The soggy, sub-trend pace for Australian economic growth continues to take its toll on the labour market.

The unemployment rate was 6.4 per cent in January, a 12 and a half year high and it locked in 8 straight months of unemployment at 6 per cent or more. The last time this happened was in 2003 and that was when the unemployment rate was on the way down from levels at 8 and 9 per cent.

Employment fell 12,200 in January, which meant the employment to population ratio fell to 60.7 per cent, to remain near the low for the current cycle.

With the labour market so soft, it is little wonder consumer demand is muddling along, sentiment is erring on the side of pessimism and wages growth remains at a record low. The missing ingredient for employment is economic growth. Anything below 3.25 per cent for real GDP growth means that unemployment will be skewed up and no forecasters ,including the RBA and Treasury, have a forecast that has real GDP above that pace in any reasonable forecast horizon. Certainly not 2015 and probably not 2016.

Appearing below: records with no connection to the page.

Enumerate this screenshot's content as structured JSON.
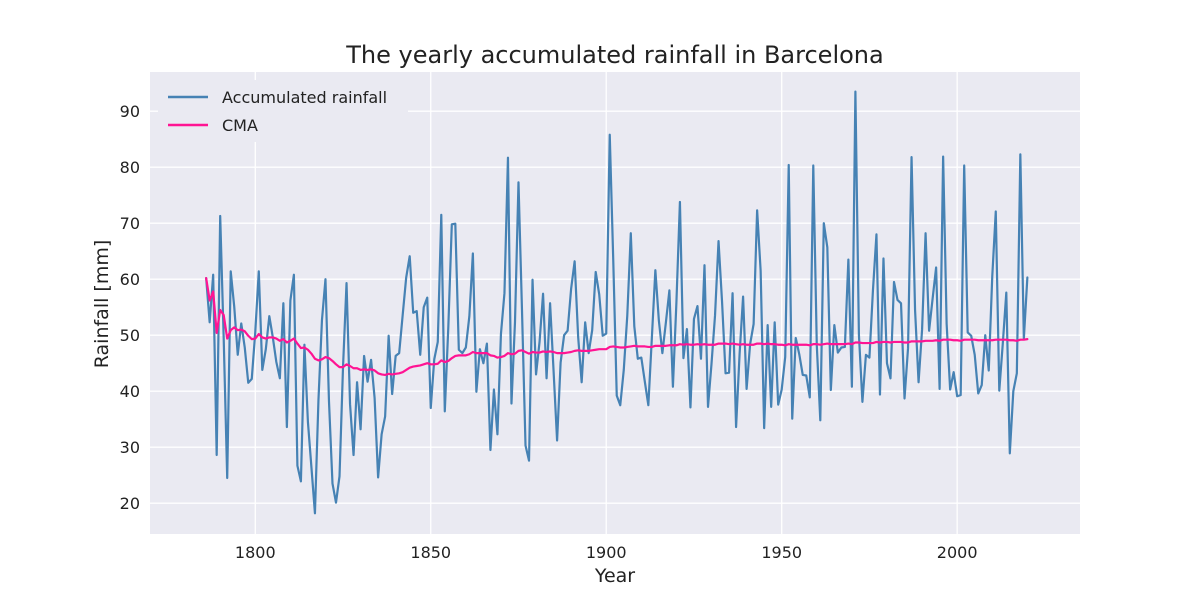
{
  "chart_data": {
    "type": "line",
    "title": "The yearly accumulated rainfall in Barcelona",
    "xlabel": "Year",
    "ylabel": "Rainfall [mm]",
    "xlim": [
      1770,
      2035
    ],
    "ylim": [
      14.5,
      97.0
    ],
    "xticks": [
      1800,
      1850,
      1900,
      1950,
      2000
    ],
    "yticks": [
      20,
      30,
      40,
      50,
      60,
      70,
      80,
      90
    ],
    "grid": true,
    "legend_position": "top-left",
    "background_color": "#eaeaf2",
    "series": [
      {
        "name": "Accumulated rainfall",
        "color": "#4682b4",
        "x_start": 1786,
        "values": [
          60.2,
          52.3,
          60.8,
          28.6,
          71.3,
          49.4,
          24.5,
          61.4,
          55.1,
          46.5,
          52.1,
          47.8,
          41.5,
          42.2,
          50.6,
          61.4,
          43.8,
          47.5,
          53.4,
          49.6,
          45.2,
          42.3,
          55.7,
          33.6,
          56.2,
          60.8,
          26.7,
          23.9,
          48.3,
          34.5,
          26.4,
          18.2,
          38.4,
          52.7,
          60.0,
          38.2,
          23.5,
          20.1,
          24.8,
          44.3,
          59.3,
          37.7,
          28.6,
          41.6,
          33.2,
          46.3,
          41.7,
          45.6,
          38.8,
          24.6,
          32.3,
          35.5,
          49.9,
          39.5,
          46.3,
          46.8,
          53.6,
          60.3,
          64.1,
          54.0,
          54.3,
          46.5,
          55.0,
          56.7,
          37.0,
          45.7,
          48.8,
          71.5,
          36.4,
          51.4,
          69.8,
          69.9,
          47.4,
          46.8,
          47.8,
          53.4,
          64.6,
          39.9,
          47.5,
          45.0,
          48.5,
          29.5,
          40.3,
          32.3,
          50.2,
          57.5,
          81.7,
          37.8,
          52.3,
          77.3,
          54.4,
          30.3,
          27.6,
          59.9,
          43.0,
          48.8,
          57.4,
          42.3,
          55.7,
          43.6,
          31.2,
          45.1,
          50.0,
          50.8,
          58.3,
          63.2,
          49.7,
          41.6,
          52.3,
          46.8,
          50.9,
          61.3,
          57.3,
          49.9,
          50.3,
          85.8,
          63.4,
          39.2,
          37.5,
          43.8,
          53.5,
          68.2,
          51.6,
          45.8,
          46.0,
          41.7,
          37.5,
          49.5,
          61.6,
          52.6,
          46.8,
          52.3,
          58.0,
          40.8,
          55.9,
          73.8,
          45.9,
          51.1,
          37.1,
          52.9,
          55.2,
          45.8,
          62.5,
          37.2,
          44.9,
          53.5,
          66.8,
          56.0,
          43.2,
          43.3,
          57.5,
          33.6,
          46.6,
          56.9,
          40.4,
          48.4,
          52.0,
          72.3,
          61.5,
          33.4,
          51.8,
          37.2,
          52.3,
          37.6,
          40.3,
          46.1,
          80.4,
          35.1,
          49.5,
          46.6,
          42.9,
          42.8,
          38.9,
          80.3,
          48.2,
          34.8,
          70.0,
          65.7,
          40.2,
          51.8,
          46.9,
          47.8,
          47.9,
          63.5,
          40.8,
          93.5,
          50.1,
          38.1,
          46.5,
          46.0,
          58.0,
          68.0,
          39.4,
          63.7,
          45.0,
          42.3,
          59.5,
          56.3,
          55.7,
          38.7,
          47.7,
          81.8,
          54.5,
          41.6,
          51.0,
          68.2,
          50.8,
          56.5,
          62.1,
          40.4,
          81.9,
          52.0,
          40.3,
          43.4,
          39.1,
          39.3,
          80.3,
          50.5,
          49.9,
          46.5,
          39.6,
          41.1,
          50.0,
          43.7,
          60.5,
          72.1,
          40.1,
          48.5,
          57.6,
          28.9,
          40.0,
          43.2,
          82.3,
          49.4,
          60.3
        ]
      },
      {
        "name": "CMA",
        "color": "#ff1493",
        "x_start": 1786,
        "values": [
          60.2,
          56.2,
          57.8,
          50.4,
          54.5,
          53.6,
          49.4,
          50.9,
          51.4,
          50.9,
          51.0,
          50.7,
          49.9,
          49.3,
          49.4,
          50.2,
          49.6,
          49.4,
          49.6,
          49.6,
          49.4,
          49.0,
          49.3,
          48.7,
          49.0,
          49.4,
          48.5,
          47.7,
          47.8,
          47.4,
          46.7,
          45.8,
          45.5,
          45.7,
          46.1,
          45.9,
          45.4,
          44.8,
          44.3,
          44.3,
          44.8,
          44.5,
          44.1,
          44.1,
          43.8,
          43.9,
          43.8,
          43.9,
          43.7,
          43.2,
          43.0,
          42.9,
          43.1,
          43.0,
          43.1,
          43.2,
          43.4,
          43.8,
          44.2,
          44.4,
          44.5,
          44.6,
          44.8,
          45.0,
          44.8,
          44.8,
          44.9,
          45.5,
          45.2,
          45.4,
          45.9,
          46.3,
          46.4,
          46.4,
          46.4,
          46.6,
          47.0,
          46.8,
          46.8,
          46.8,
          46.8,
          46.4,
          46.3,
          46.0,
          46.1,
          46.3,
          46.8,
          46.6,
          46.7,
          47.2,
          47.3,
          47.0,
          46.7,
          47.0,
          46.9,
          46.9,
          47.1,
          47.0,
          47.1,
          47.0,
          46.8,
          46.8,
          46.8,
          46.9,
          47.0,
          47.2,
          47.3,
          47.2,
          47.2,
          47.2,
          47.3,
          47.4,
          47.5,
          47.5,
          47.5,
          47.9,
          48.0,
          47.9,
          47.8,
          47.8,
          47.9,
          48.0,
          48.1,
          48.0,
          48.0,
          48.0,
          47.9,
          47.9,
          48.1,
          48.1,
          48.1,
          48.1,
          48.2,
          48.2,
          48.2,
          48.4,
          48.3,
          48.4,
          48.3,
          48.3,
          48.4,
          48.3,
          48.4,
          48.3,
          48.3,
          48.3,
          48.5,
          48.5,
          48.5,
          48.4,
          48.5,
          48.4,
          48.3,
          48.4,
          48.3,
          48.3,
          48.3,
          48.5,
          48.5,
          48.4,
          48.5,
          48.4,
          48.4,
          48.3,
          48.3,
          48.2,
          48.4,
          48.3,
          48.3,
          48.3,
          48.3,
          48.3,
          48.2,
          48.4,
          48.4,
          48.3,
          48.4,
          48.5,
          48.4,
          48.4,
          48.4,
          48.4,
          48.4,
          48.5,
          48.4,
          48.7,
          48.7,
          48.6,
          48.6,
          48.6,
          48.6,
          48.8,
          48.7,
          48.8,
          48.8,
          48.7,
          48.8,
          48.8,
          48.8,
          48.7,
          48.7,
          48.9,
          48.9,
          48.9,
          48.9,
          49.0,
          49.0,
          49.0,
          49.1,
          49.0,
          49.2,
          49.2,
          49.2,
          49.1,
          49.1,
          49.0,
          49.2,
          49.2,
          49.2,
          49.2,
          49.1,
          49.1,
          49.1,
          49.1,
          49.1,
          49.2,
          49.2,
          49.2,
          49.2,
          49.1,
          49.1,
          49.0,
          49.2,
          49.2,
          49.3
        ]
      }
    ]
  }
}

The bottom line is that the pace of economic growth is simply too weak to make meaning and lasting inroads into the unemployment problem. With fiscal policy in a state of flux with the budget still three months away and the policy signals from the government confused at best, the heavy lifting in the near term is clearly on the shoulders of the RBA.

A further few interest rate cuts are needed with the March Board meeting set to deliver what will be the tenth rate cut in this protracted monetary policy easing cycle which began in November 2011. My guess is that the cash rate will need to be set at 1.5 per cent or so to guard against an extended period of economic weakness and to prevent the unemployment rate from rising above 7 per cent.

The budget in May will be hugely important. Will the government stick with its blinkered strategy of erring towards fiscal tightening or will it view the weak economy, rising unemployment and problematic global outlook as reasons to embrace the policy lesson from the previous government and Treasurer Wayne Swan and work to stimulate growth through a relaxation of fiscal settings?

As Treasurer, Wayne Swan knew when good economic policy overrode any political issue associated with a quest for budget surplus. There are tens of thousands of people with a job now thanks to that policy pragmatism of Mr Swan who would have lost out if the objective of a Budget surplus had been blindly pursued.

Let’s see if Mr Hockey can follow this lead from Mr Swan and do something either now or in the budget to kick start growth and reverse the ever increasing unemployment rate.